Flexibilidade: a palavra bonita para a precariedade
A AD anuncia que "o grau de rigidez da legislação laboral deverá ser atenuado", de forma a "equilibrar a proteção dos trabalhadores com uma maior flexibilidade dos regimes laborais".
O diálogo democrático é um bem em si mesmo mas não lhe é indiferente o caminho que toma. Hoje começa-se a discutir o programa do XXV Governo Constitucional. Luís Montenegro, como António Costa já havia feito, incluiu propostas dos partidos de oposição no seu Programa de Governo. Este exercício foi conveniente para enxertar e assim tentar legitimar medidas que a AD não ousou apresentar aos eleitores mas que fazem parte do repertório clássico de um partido de direita. É o caso da privatização parcial da CP, do esbanjar de dinheiro público em pensões privadas e do endurecimento da política de imigração e integração.
A surpresa mais gritante, porém, são as leis laborais. O programa eleitoral da AD dizia apenas pretender "valorizar o trabalho e o emprego e combater a pobreza dos trabalhadores", designadamente através de um Suplemento Remunerativo Solidário. Semanas depois, nada disso interessa. Já no Governo, a AD anuncia que "o grau de rigidez da legislação laboral deverá ser atenuado", de forma a "equilibrar a proteção dos trabalhadores com uma maior flexibilidade dos regimes laborais".
Para quem fala tanto em estabilidade e reformas, o que a AD pretende fazer é o oposto. Em 2022, o Governo do Partido Socialista propôs a Agenda do Trabalho Digno, no sentido de valorizar salários e combater a precariedade. Foram meses de negociação em concertação social a que se seguiu um rico diálogo parlamentar, onde foram também incluídas propostas dos partidos da oposição, culminando na Lei n.º 13/2023, de 3 de abril. Essa reforma está ainda a surtir os seus efeitos, designadamente no reconhecimento dos contratos de trabalho para os trabalhadores das plataformas digitais.

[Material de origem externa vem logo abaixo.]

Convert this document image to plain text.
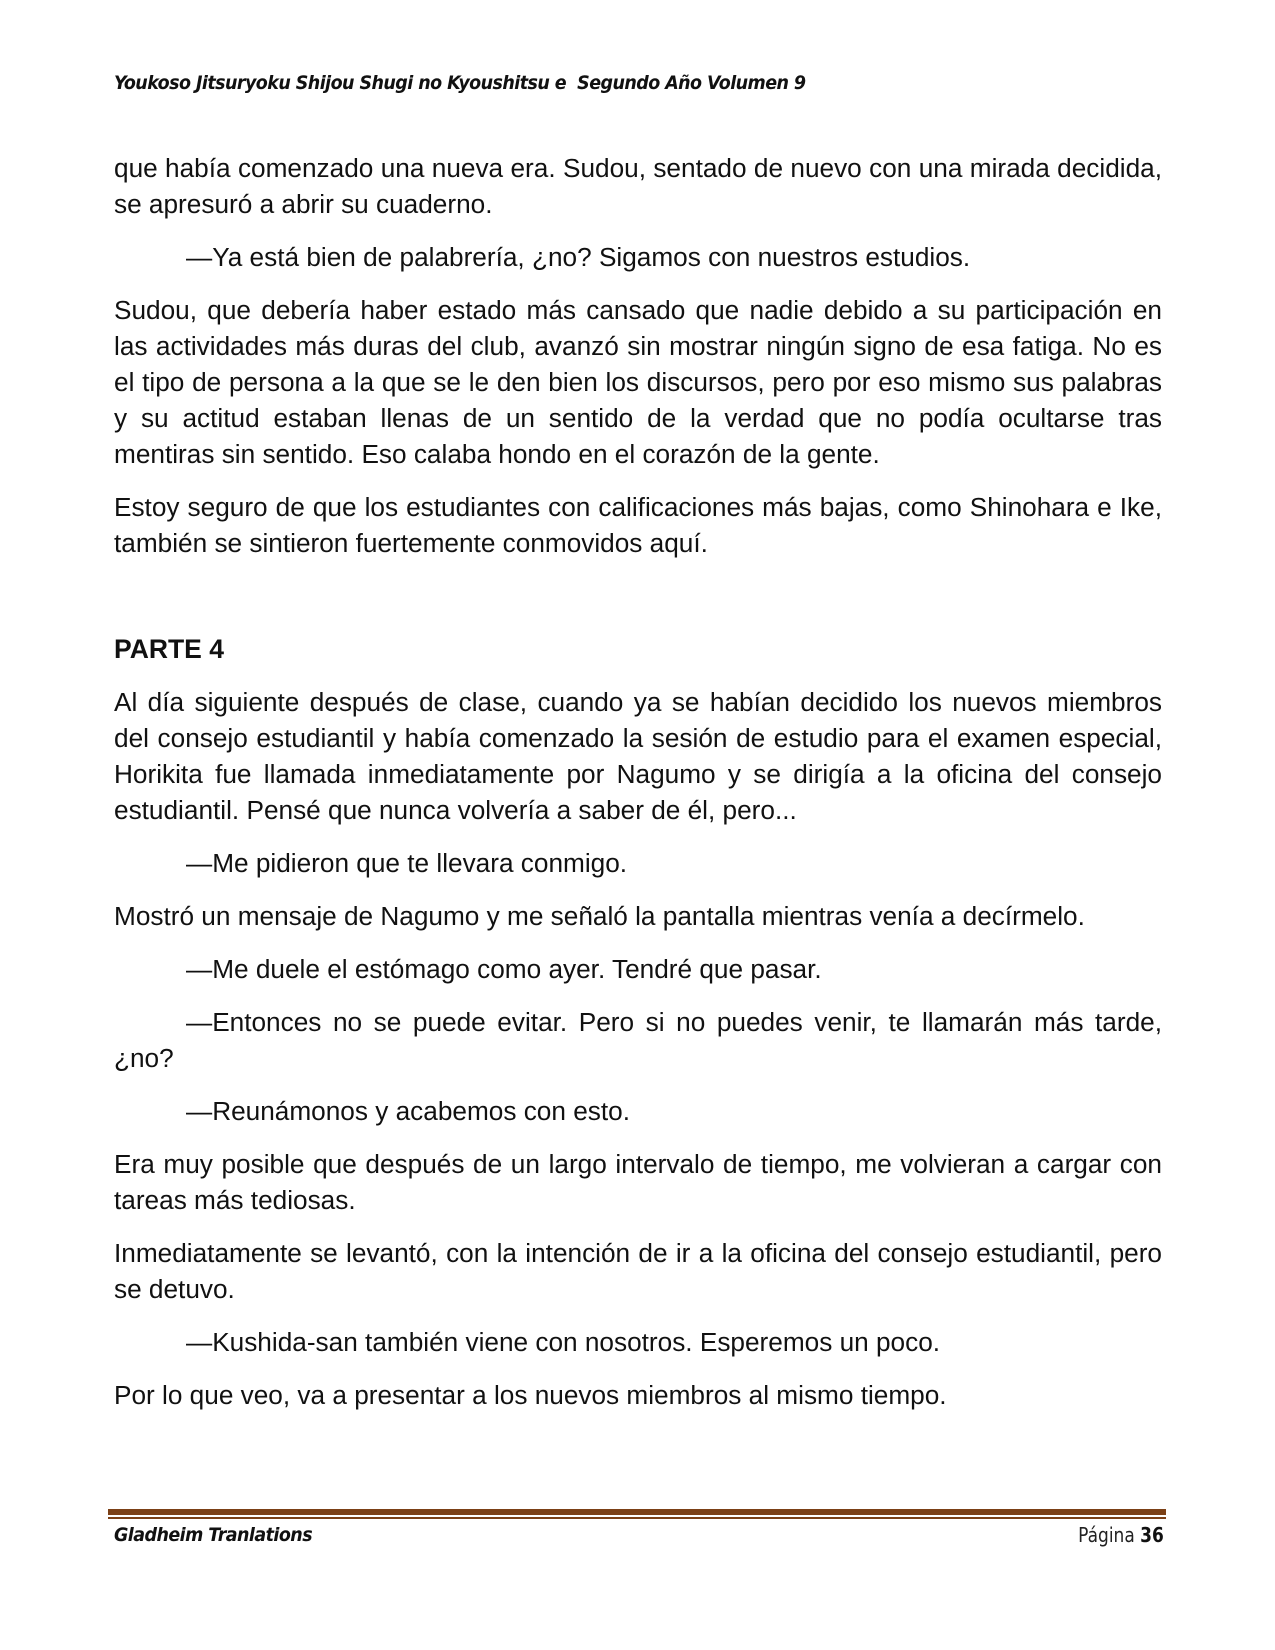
Youkoso Jitsuryoku Shijou Shugi no Kyoushitsu e  Segundo Año Volumen 9

que había comenzado una nueva era. Sudou, sentado de nuevo con una mirada decidida, se apresuró a abrir su cuaderno.

—Ya está bien de palabrería, ¿no? Sigamos con nuestros estudios.

Sudou, que debería haber estado más cansado que nadie debido a su participación en las actividades más duras del club, avanzó sin mostrar ningún signo de esa fatiga. No es el tipo de persona a la que se le den bien los discursos, pero por eso mismo sus palabras y su actitud estaban llenas de un sentido de la verdad que no podía ocultarse tras mentiras sin sentido. Eso calaba hondo en el corazón de la gente.

Estoy seguro de que los estudiantes con calificaciones más bajas, como Shinohara e Ike, también se sintieron fuertemente conmovidos aquí.

PARTE 4

Al día siguiente después de clase, cuando ya se habían decidido los nuevos miembros del consejo estudiantil y había comenzado la sesión de estudio para el examen especial, Horikita fue llamada inmediatamente por Nagumo y se dirigía a la oficina del consejo estudiantil. Pensé que nunca volvería a saber de él, pero...

—Me pidieron que te llevara conmigo.

Mostró un mensaje de Nagumo y me señaló la pantalla mientras venía a decírmelo.

—Me duele el estómago como ayer. Tendré que pasar.

—Entonces no se puede evitar. Pero si no puedes venir, te llamarán más tarde, ¿no?

—Reunámonos y acabemos con esto.

Era muy posible que después de un largo intervalo de tiempo, me volvieran a cargar con tareas más tediosas.

Inmediatamente se levantó, con la intención de ir a la oficina del consejo estudiantil, pero se detuvo.

—Kushida-san también viene con nosotros. Esperemos un poco.

Por lo que veo, va a presentar a los nuevos miembros al mismo tiempo.

Gladheim Tranlations	Página 36
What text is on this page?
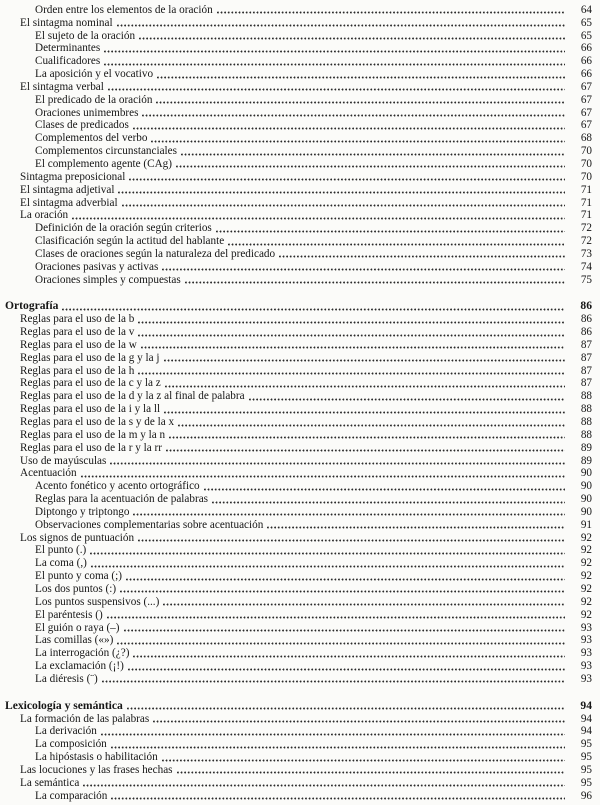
Orden entre los elementos de la oración	64
El sintagma nominal	65
El sujeto de la oración	65
Determinantes	66
Cualificadores	66
La aposición y el vocativo	66
El sintagma verbal	67
El predicado de la oración	67
Oraciones unimembres	67
Clases de predicados	67
Complementos del verbo	68
Complementos circunstanciales	70
El complemento agente (CAg)	70
Sintagma preposicional	70
El sintagma adjetival	71
El sintagma adverbial	71
La oración	71
Definición de la oración según criterios	72
Clasificación según la actitud del hablante	72
Clases de oraciones según la naturaleza del predicado	73
Oraciones pasivas y activas	74
Oraciones simples y compuestas	75
Ortografía	86
Reglas para el uso de la b	86
Reglas para el uso de la v	86
Reglas para el uso de la w	87
Reglas para el uso de la g y la j	87
Reglas para el uso de la h	87
Reglas para el uso de la c y la z	87
Reglas para el uso de la d y la z al final de palabra	88
Reglas para el uso de la i y la ll	88
Reglas para el uso de la s y de la x	88
Reglas para el uso de la m y la n	88
Reglas para el uso de la r y la rr	89
Uso de mayúsculas	89
Acentuación	90
Acento fonético y acento ortográfico	90
Reglas para la acentuación de palabras	90
Diptongo y triptongo	90
Observaciones complementarias sobre acentuación	91
Los signos de puntuación	92
El punto (.)	92
La coma (,)	92
El punto y coma (;)	92
Los dos puntos (:)	92
Los puntos suspensivos (...)	92
El paréntesis ()	92
El guión o raya (–)	93
Las comillas («»)	93
La interrogación (¿?)	93
La exclamación (¡!)	93
La diéresis (¨)	93
Lexicología y semántica	94
La formación de las palabras	94
La derivación	94
La composición	95
La hipóstasis o habilitación	95
Las locuciones y las frases hechas	95
La semántica	95
La comparación	96
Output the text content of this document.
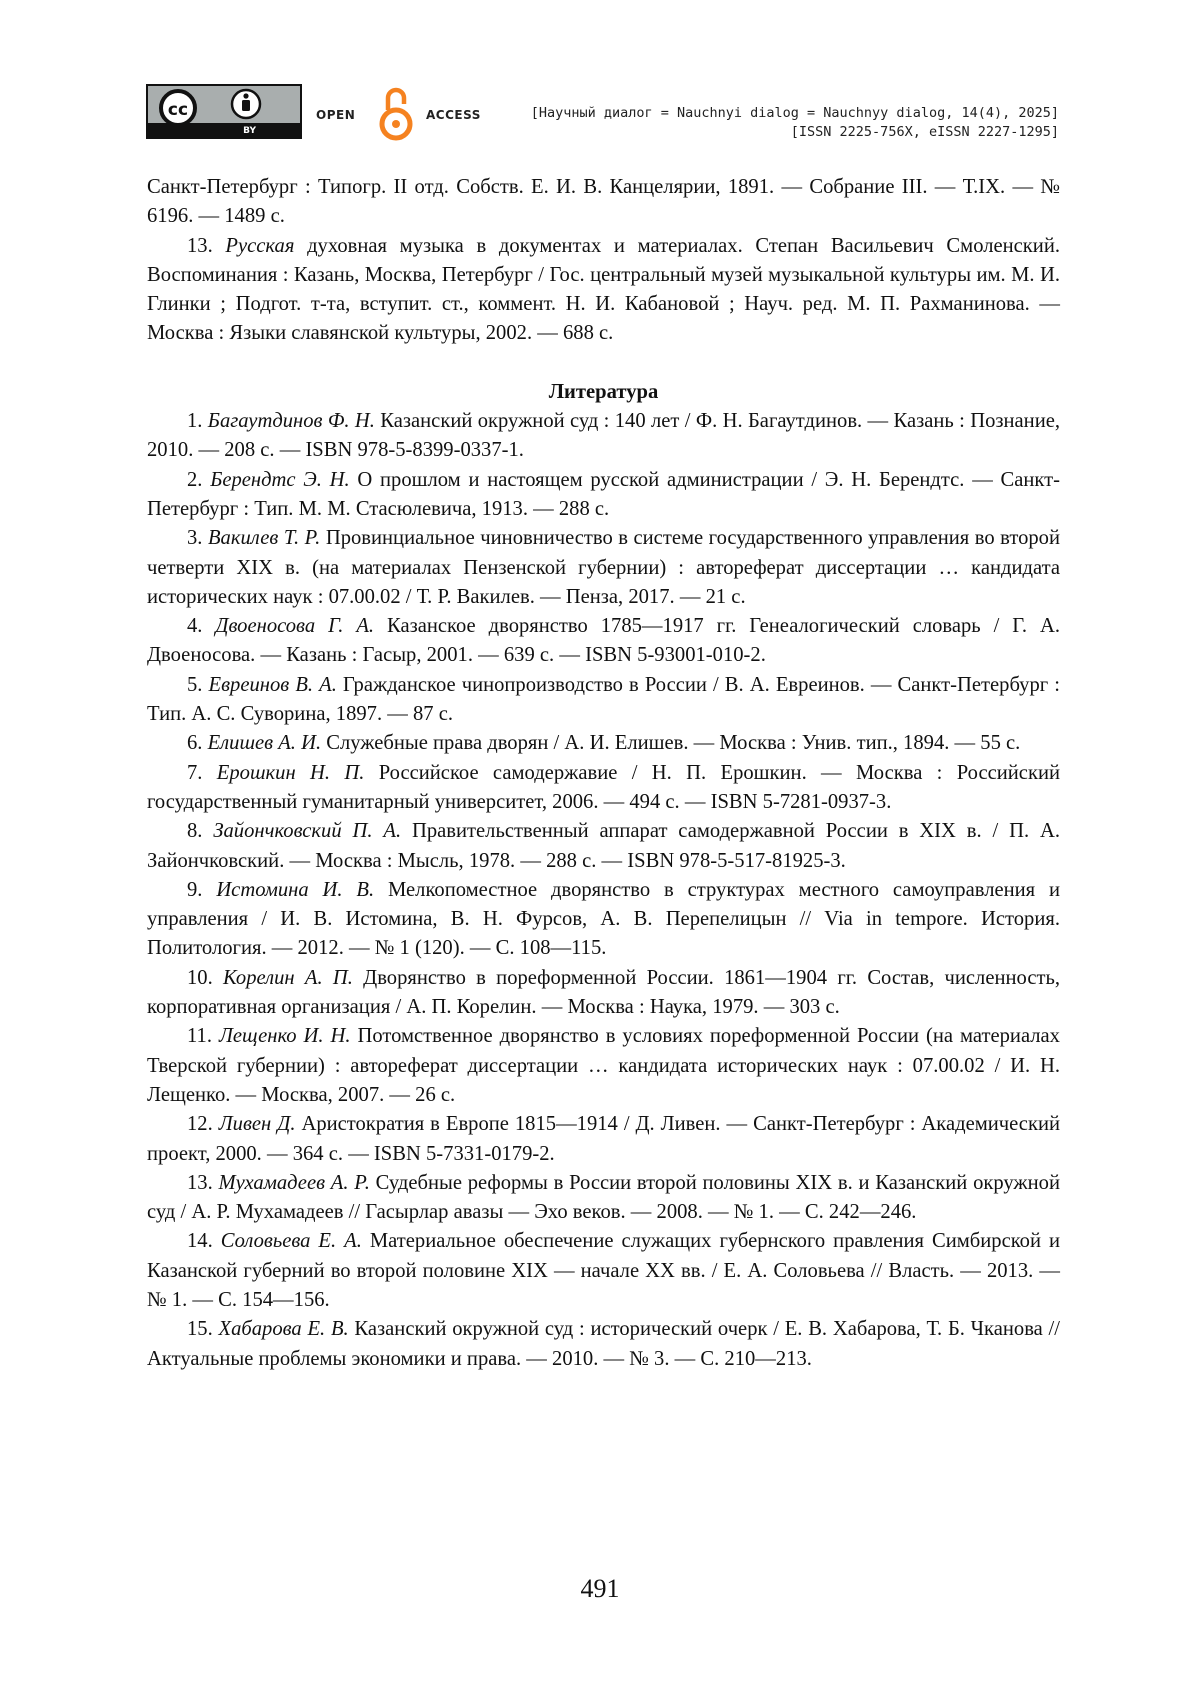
cc
BY
OPEN	ACCESS	[Научный диалог = Nauchnyi dialog = Nauchnyy dialog, 14(4), 2025]
[ISSN 2225-756X, eISSN 2227-1295]

Санкт-Петербург : Типогр. II отд. Собств. Е. И. В. Канцелярии, 1891. — Собрание III. — Т.IX. — № 6196. — 1489 с.

13. Русская духовная музыка в документах и материалах. Степан Васильевич Смоленский. Воспоминания : Казань, Москва, Петербург / Гос. центральный музей музыкальной культуры им. М. И. Глинки ; Подгот. т-та, вступит. ст., коммент. Н. И. Кабановой ; Науч. ред. М. П. Рахманинова. — Москва : Языки славянской культуры, 2002. — 688 с.

Литература

1. Багаутдинов Ф. Н. Казанский окружной суд : 140 лет / Ф. Н. Багаутдинов. — Казань : Познание, 2010. — 208 с. — ISBN 978-5-8399-0337-1.

2. Берендтс Э. Н. О прошлом и настоящем русской администрации / Э. Н. Берендтс. — Санкт-Петербург : Тип. М. М. Стасюлевича, 1913. — 288 с.

3. Вакилев Т. Р. Провинциальное чиновничество в системе государственного управления во второй четверти XIX в. (на материалах Пензенской губернии) : автореферат диссертации … кандидата исторических наук : 07.00.02 / Т. Р. Вакилев. — Пенза, 2017. — 21 с.

4. Двоеносова Г. А. Казанское дворянство 1785—1917 гг. Генеалогический словарь / Г. А. Двоеносова. — Казань : Гасыр, 2001. — 639 с. — ISBN 5-93001-010-2.

5. Евреинов В. А. Гражданское чинопроизводство в России / В. А. Евреинов. — Санкт-Петербург : Тип. А. С. Суворина, 1897. — 87 с.

6. Елишев А. И. Служебные права дворян / А. И. Елишев. — Москва : Унив. тип., 1894. — 55 с.

7. Ерошкин Н. П. Российское самодержавие / Н. П. Ерошкин. — Москва : Российский государственный гуманитарный университет, 2006. — 494 с. — ISBN 5-7281-0937-3.

8. Зайончковский П. А. Правительственный аппарат самодержавной России в XIX в. / П. А. Зайончковский. — Москва : Мысль, 1978. — 288 с. — ISBN 978-5-517-81925-3.

9. Истомина И. В. Мелкопоместное дворянство в структурах местного самоуправления и управления / И. В. Истомина, В. Н. Фурсов, А. В. Перепелицын // Via in tempore. История. Политология. — 2012. — № 1 (120). — С. 108—115.

10. Корелин А. П. Дворянство в пореформенной России. 1861—1904 гг. Состав, численность, корпоративная организация / А. П. Корелин. — Москва : Наука, 1979. — 303 с.

11. Лещенко И. Н. Потомственное дворянство в условиях пореформенной России (на материалах Тверской губернии) : автореферат диссертации … кандидата исторических наук : 07.00.02 / И. Н. Лещенко. — Москва, 2007. — 26 с.

12. Ливен Д. Аристократия в Европе 1815—1914 / Д. Ливен. — Санкт-Петербург : Академический проект, 2000. — 364 с. — ISBN 5-7331-0179-2.

13. Мухамадеев А. Р. Судебные реформы в России второй половины XIX в. и Казанский окружной суд / А. Р. Мухамадеев // Гасырлар авазы — Эхо веков. — 2008. — № 1. — С. 242—246.

14. Соловьева Е. А. Материальное обеспечение служащих губернского правления Симбирской и Казанской губерний во второй половине XIX — начале XX вв. / Е. А. Соловьева // Власть. — 2013. — № 1. — С. 154—156.

15. Хабарова Е. В. Казанский окружной суд : исторический очерк / Е. В. Хабарова, Т. Б. Чканова // Актуальные проблемы экономики и права. — 2010. — № 3. — С. 210—213.

491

Goste-se mais ou menos das alterações que ela trouxe, voltar a mexer nas leis laborais tão pouco tempo depois da sua reforma é estar a introduzir mais instabilidade e custos para as empresas, que terão de se adaptar mais uma vez a novas regras e às novas dinâmicas que elas trouxerem.
Não devemos ter, porém, tibiezas em relação ao sentido da AD. O propósito é claramente uma contrarreforma – desfazer a Agenda e regressar aos índices de precariedade que vivemos no período da Troika, sem qualquer mandato popular para o efeito.
Há, no plano dos princípios, amplos motivos para ser contra. A precariedade é uma cruz que impede as famílias de organizarem a sua vida. Desregula horários e limita a capacidade dos trabalhadores obterem melhores salários. Em média, a remuneração dos contratos a termo é 40% inferior à dos contratos permanentes. Para um país tão fustigado pela pobreza e pela emigração, só pelo impacto que terá nos trabalhadores esta seria uma má contrarreforma.
E para as empresas, será esta uma boa medida? A AD justifica a sua contrarreforma com a necessidade de "aumentar a produtividade e competitividade das empresas, bem como de incentivar o desempenho dos trabalhadores". Partindo da economia clássica, vêm a rigidez como um custo que impede as empresas de se ajustarem a flutuações na procura e que, assim, precavendo-se para essa eventualidade, não investem ou não contratam.
Como vimos em sucessivas crises económicas, não podemos levar as teorias clássicas à letra. No caso, este argumento está caduco. Vivemos hoje numa economia do conhecimento, onde tanto os bens tangíveis como intangíveis, já para não falar dos serviços, dependem da especialização e da inovação. Isso é especialmente verdade para uma economia europeia que não pode nem deveria querer competir pelo baixo custo mas, outrossim, pelo valor acrescentado.
Uma economia competitiva hoje em dia requer investimento em capital físico (maquinaria), em capital intangível (software), em organização (melhor gestão), mas também ou sobretudo capital humano. É por isso que uma variedade de estudos económicos aponta para a ineficácia da flexibilização das relações laborais como medida de aumento da produtividade, investimento, emprego ou salários.
Não é difícil de perceber porquê. Um trabalhar sem perspetivas de ficar no seu emprego estará, em regra, menos motivado para aprender as competências e conhecimentos específicos à sua função, empresa ou indústria. Estará também menos apto a arriscar, a discordar das práticas correntes, a ousar propor diferente – numa palavra, a inovar.
Este não é, pois, um bom augúrio neste arranque do XXV Governo Constitucional. É uma má notícia para os trabalhadores, para a economia e para a inovação. Se é para isto que Montenegro quis ir buscar propostas aos partidos da oposição, mais valia ficar pelo "pequeno nada" que deixou no seu programa eleitoral.